In recent years, Chinese scientists have discovered that n-type semiconductor, rutile-structured titanium oxide (Ti-O) has a significant inhibitory effect on the conceptual change of adsorbing fibrinogen and the enzymatic activation of platelets. The prepared titanium oxide film can promote endothelial cells. Functions of growth and intimal repair. At the same time, the design of the coating is based on the sequential functional layer of “early anti-stenosis, late-stage anti-thrombosis”. The early degradable polymer drug coating can effectively inhibit the occurrence of stenosis, and the titanium oxide film can promote blood vessels after the release of the later drug coating is completed. Endometrial repair. At the same time, because the titanium oxide film has a long-term anticoagulant effect, it can effectively inhibit the occurrence of late thrombosis in the stent.

The fundamental reason why the surface coating can effectively reduce the degradation rate of magnesium alloys is to form a corrosion-resistant layer on the surface of magnesium alloys, thereby blocking the direct contact between the magnesium substrate and the corrosive environment. Among various coating materials, inorganic coatings are the most widely used materials for surface modification of magnesium alloys, such as TiO2, ZrO2, ZnO, etc., which can improve the corrosion resistance of magnesium alloys to a certain extent and slow down the degradation of magnesium alloy substrates. rate. Among them, titanium oxide coating, as an inorganic inert coating, can effectively prevent the release of metal ions and play a good role in corrosion protection. In addition, the titanium oxide coating has excellent anticoagulant properties, and shows a good application prospect as a surface coating of magnesium alloy vascular stents. Some researchers used a magnetron sputtering process to prepare a titanium oxide coating on a biological magnesium alloy, which confirmed that the coating can significantly reduce the degradation rate of magnesium alloys.

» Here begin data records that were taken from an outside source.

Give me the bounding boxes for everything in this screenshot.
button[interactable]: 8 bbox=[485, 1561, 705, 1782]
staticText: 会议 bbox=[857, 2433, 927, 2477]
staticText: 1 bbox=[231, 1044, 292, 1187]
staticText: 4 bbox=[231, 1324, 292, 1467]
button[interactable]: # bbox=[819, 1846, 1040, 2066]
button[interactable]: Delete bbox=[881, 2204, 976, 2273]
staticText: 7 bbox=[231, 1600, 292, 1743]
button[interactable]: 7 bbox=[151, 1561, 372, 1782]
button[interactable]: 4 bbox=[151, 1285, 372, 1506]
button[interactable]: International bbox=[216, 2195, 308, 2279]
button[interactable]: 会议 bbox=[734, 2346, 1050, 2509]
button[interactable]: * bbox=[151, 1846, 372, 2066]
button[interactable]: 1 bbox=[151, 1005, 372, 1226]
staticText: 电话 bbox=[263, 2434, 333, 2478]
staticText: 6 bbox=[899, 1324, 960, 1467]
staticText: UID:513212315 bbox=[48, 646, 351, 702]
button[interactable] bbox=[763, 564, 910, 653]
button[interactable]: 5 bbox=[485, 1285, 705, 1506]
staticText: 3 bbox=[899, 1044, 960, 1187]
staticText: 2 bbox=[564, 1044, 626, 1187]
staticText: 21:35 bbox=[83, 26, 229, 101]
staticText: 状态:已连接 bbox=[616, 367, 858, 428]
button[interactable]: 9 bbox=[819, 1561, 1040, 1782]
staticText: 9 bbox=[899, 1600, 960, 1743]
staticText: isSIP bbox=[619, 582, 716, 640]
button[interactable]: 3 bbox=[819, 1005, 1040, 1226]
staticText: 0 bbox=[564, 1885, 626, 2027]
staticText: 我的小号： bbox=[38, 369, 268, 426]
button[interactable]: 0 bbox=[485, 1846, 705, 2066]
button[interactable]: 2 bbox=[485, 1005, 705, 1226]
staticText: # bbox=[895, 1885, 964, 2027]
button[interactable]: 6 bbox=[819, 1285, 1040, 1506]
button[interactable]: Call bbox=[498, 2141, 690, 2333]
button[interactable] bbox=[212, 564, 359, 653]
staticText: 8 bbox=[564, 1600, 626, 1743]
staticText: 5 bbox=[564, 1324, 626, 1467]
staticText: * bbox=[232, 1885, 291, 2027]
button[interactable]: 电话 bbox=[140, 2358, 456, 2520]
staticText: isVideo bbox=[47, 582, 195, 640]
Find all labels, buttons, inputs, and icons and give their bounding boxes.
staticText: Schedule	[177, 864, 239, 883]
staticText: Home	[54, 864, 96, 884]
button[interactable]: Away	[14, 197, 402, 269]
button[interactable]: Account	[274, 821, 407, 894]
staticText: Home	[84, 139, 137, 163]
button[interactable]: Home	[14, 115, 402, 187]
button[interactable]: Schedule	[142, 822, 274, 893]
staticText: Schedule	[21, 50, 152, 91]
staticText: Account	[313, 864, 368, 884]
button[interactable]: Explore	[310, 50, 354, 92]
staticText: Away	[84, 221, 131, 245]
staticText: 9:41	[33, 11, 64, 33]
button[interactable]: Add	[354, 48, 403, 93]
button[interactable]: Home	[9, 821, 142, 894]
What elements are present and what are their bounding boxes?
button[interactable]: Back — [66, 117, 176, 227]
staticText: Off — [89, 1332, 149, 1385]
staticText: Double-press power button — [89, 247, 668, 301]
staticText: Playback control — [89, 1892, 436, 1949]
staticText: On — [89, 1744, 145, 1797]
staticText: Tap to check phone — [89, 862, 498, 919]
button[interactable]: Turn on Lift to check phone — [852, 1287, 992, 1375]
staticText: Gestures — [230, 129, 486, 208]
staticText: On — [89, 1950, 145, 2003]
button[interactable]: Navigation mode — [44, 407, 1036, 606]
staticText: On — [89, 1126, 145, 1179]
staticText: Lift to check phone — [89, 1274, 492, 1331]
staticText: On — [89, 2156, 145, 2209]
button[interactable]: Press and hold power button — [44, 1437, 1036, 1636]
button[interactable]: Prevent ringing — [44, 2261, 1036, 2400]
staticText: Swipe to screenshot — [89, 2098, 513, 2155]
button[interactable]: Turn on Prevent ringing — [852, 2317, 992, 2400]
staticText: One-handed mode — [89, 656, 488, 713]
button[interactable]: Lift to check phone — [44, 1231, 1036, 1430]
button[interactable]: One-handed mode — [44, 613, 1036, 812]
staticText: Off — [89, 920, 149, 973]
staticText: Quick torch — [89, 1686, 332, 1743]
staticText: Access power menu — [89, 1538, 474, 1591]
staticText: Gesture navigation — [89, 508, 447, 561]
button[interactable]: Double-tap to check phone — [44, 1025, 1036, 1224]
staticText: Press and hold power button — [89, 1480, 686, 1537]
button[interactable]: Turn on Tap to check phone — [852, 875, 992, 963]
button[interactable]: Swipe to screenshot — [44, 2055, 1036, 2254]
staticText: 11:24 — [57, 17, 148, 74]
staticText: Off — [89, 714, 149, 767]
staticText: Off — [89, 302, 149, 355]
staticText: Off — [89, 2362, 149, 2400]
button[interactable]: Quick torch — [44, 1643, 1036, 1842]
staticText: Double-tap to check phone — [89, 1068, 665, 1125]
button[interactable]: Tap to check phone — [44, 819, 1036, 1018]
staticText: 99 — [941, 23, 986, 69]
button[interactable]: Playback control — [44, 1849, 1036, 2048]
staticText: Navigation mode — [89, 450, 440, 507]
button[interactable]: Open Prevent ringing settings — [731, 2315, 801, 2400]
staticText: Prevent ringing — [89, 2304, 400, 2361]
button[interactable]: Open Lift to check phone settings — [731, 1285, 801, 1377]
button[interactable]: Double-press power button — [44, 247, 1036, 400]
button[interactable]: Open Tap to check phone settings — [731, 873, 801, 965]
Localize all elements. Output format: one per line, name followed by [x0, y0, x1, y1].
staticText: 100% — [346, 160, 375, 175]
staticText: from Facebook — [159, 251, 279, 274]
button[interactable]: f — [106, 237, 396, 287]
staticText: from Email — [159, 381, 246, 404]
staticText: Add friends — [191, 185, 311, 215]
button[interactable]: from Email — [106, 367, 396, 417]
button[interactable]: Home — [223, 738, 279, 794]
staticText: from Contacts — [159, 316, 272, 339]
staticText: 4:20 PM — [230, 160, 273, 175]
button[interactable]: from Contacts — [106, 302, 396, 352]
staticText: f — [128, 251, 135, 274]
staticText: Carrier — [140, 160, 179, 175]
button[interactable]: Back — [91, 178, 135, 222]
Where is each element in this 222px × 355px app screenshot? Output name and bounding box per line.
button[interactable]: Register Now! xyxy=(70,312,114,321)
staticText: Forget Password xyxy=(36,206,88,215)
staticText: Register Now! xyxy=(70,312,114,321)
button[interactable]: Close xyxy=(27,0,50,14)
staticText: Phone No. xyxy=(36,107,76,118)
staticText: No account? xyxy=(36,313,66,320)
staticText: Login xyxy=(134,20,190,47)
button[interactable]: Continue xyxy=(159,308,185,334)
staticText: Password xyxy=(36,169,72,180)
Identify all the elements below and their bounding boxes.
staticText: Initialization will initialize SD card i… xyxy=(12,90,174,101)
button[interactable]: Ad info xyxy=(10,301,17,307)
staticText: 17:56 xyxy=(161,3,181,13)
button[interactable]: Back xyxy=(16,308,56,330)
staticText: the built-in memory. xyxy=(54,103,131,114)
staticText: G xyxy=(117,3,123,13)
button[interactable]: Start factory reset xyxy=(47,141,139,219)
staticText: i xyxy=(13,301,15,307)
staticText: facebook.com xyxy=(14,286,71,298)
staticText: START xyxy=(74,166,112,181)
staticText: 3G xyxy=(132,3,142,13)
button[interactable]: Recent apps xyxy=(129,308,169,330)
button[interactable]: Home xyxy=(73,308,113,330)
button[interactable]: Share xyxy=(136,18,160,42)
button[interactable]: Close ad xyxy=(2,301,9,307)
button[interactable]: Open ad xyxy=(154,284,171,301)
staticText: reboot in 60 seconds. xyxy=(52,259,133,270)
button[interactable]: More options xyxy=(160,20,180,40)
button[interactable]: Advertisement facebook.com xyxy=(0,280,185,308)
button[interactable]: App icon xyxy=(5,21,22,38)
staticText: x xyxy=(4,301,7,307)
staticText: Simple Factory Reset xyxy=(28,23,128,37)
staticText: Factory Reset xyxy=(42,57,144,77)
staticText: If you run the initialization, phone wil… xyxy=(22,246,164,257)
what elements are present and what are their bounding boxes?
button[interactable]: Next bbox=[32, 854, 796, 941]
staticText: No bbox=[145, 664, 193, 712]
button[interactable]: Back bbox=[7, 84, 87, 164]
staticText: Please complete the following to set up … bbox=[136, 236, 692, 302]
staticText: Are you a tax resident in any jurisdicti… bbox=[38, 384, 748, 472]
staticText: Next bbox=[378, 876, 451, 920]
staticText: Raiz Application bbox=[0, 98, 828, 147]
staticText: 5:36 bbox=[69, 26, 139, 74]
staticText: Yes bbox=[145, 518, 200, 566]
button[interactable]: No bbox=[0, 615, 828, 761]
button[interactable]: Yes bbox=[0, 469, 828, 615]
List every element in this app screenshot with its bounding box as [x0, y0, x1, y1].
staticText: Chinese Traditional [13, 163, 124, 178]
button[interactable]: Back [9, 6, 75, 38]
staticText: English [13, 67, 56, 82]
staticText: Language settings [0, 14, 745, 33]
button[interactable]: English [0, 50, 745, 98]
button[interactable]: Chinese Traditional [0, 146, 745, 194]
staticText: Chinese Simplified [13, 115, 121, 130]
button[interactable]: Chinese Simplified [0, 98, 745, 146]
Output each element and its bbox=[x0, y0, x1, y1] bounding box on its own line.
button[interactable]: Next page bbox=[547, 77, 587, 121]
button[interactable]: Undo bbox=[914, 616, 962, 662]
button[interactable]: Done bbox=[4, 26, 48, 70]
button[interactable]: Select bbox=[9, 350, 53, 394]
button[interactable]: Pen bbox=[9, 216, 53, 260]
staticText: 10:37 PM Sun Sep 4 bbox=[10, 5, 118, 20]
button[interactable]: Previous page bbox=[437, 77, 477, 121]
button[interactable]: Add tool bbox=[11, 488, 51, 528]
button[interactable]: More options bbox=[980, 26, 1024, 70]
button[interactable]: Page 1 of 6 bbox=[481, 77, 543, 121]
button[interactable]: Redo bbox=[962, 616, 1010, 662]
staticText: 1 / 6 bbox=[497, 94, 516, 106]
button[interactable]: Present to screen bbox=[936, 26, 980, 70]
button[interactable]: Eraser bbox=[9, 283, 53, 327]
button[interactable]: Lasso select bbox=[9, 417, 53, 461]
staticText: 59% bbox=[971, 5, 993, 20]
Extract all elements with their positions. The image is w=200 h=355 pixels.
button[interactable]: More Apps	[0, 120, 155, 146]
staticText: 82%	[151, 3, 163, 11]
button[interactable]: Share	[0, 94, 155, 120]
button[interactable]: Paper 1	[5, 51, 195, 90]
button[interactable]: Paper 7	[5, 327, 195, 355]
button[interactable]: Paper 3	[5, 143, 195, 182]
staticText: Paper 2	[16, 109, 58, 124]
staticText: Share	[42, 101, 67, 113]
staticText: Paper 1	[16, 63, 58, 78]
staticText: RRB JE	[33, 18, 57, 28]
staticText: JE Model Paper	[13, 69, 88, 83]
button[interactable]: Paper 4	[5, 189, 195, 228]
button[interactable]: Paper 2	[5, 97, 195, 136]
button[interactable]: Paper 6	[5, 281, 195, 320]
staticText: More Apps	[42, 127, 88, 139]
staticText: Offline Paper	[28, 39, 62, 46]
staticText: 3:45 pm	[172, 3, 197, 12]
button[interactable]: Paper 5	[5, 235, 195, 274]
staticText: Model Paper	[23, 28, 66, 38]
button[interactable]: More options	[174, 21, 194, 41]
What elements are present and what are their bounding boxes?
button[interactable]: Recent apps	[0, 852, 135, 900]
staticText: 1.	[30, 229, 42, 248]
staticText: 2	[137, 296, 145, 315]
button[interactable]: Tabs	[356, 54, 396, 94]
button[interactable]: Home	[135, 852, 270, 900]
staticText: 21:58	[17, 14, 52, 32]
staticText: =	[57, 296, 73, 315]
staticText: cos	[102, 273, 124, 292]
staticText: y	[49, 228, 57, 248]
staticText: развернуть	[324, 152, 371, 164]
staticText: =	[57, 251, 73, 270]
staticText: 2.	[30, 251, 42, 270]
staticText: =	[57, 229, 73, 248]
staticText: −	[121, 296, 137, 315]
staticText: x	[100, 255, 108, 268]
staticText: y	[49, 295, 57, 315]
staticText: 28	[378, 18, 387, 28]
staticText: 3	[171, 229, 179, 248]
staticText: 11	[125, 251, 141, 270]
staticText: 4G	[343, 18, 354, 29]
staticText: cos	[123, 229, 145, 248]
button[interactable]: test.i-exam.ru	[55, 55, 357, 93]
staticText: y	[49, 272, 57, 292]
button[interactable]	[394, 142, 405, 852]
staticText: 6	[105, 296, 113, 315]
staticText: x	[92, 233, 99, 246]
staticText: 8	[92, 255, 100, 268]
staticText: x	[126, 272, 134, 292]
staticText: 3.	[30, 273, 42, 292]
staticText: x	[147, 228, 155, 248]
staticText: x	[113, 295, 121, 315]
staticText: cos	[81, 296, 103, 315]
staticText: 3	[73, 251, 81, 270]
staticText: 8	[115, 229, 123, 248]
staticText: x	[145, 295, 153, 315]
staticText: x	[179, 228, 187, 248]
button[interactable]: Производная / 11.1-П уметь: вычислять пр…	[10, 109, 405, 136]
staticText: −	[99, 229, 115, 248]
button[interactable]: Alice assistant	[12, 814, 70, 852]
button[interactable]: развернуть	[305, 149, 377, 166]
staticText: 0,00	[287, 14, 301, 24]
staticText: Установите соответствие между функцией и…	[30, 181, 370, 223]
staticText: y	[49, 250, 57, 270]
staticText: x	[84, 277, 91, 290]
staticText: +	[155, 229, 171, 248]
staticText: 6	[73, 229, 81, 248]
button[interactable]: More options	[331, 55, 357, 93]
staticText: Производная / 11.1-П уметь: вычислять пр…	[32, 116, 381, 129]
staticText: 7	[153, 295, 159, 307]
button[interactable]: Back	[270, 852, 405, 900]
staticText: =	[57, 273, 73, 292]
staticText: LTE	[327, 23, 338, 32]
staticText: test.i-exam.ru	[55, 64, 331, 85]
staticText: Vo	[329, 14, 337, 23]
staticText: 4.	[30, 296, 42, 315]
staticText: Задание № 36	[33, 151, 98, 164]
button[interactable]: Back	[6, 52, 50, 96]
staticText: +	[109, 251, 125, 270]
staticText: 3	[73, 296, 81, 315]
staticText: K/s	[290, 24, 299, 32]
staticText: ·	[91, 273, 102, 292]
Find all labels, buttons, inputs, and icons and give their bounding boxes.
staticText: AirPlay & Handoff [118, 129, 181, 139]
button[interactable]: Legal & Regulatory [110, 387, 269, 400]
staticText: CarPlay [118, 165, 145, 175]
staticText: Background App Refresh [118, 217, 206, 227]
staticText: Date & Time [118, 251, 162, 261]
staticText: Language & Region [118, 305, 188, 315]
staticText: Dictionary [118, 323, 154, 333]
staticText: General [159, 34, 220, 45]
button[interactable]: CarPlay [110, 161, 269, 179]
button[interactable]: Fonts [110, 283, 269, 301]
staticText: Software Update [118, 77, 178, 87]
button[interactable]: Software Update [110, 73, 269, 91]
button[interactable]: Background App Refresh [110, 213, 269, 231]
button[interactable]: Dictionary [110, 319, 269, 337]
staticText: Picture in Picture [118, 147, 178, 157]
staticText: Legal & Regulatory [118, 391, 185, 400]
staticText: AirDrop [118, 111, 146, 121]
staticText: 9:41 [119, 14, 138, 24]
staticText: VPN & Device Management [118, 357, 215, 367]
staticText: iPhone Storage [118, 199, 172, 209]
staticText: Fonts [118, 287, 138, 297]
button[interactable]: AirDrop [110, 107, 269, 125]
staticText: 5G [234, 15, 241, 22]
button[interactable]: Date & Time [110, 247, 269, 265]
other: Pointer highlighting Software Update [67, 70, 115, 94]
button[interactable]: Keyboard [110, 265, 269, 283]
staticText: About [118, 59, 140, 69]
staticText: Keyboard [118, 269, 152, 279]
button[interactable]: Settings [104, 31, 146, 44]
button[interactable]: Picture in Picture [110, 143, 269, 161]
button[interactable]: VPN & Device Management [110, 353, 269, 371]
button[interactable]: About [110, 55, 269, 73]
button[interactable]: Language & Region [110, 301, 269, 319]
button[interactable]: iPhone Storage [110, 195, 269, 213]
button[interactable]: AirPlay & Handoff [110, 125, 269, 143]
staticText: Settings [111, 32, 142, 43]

Interventional Stent Coating - Medical Coating Technology - Cheersonic

The ultrasonic drug-eluting stent spray coating system can be applied to the preparation of polymer coating for preventing vascular restenosis on the surface of implantable drug-eluting stent. Compared to conventional two-fluid nozzles, ultrasonic nozzles can spray a more uniform drug coating that completely covers the stent without the orange peel and adhesion to a complex stent. The soft atomized spray adheres well to surfaces and coating morphology characteristics can be adjusted by modifying process parameters. In addition, the stent coating obtained by ultrasonic spray coating technology is thinner than dip-coating. Ultrasonic spray coating technology can precisely control the amount of drug sprayed on the stent, making the control of the spraying more precisely.

The special nozzle for ultrasonic stent with national patent can realize accurate application of medicine, and the fixture specially equipped for stent is convenient for loading and unloading. This device has the characteristics of supporting multiple series and multiple types of stents, high drug utilization, accurate drug delivery, and high uniformity of the stent membrane layer.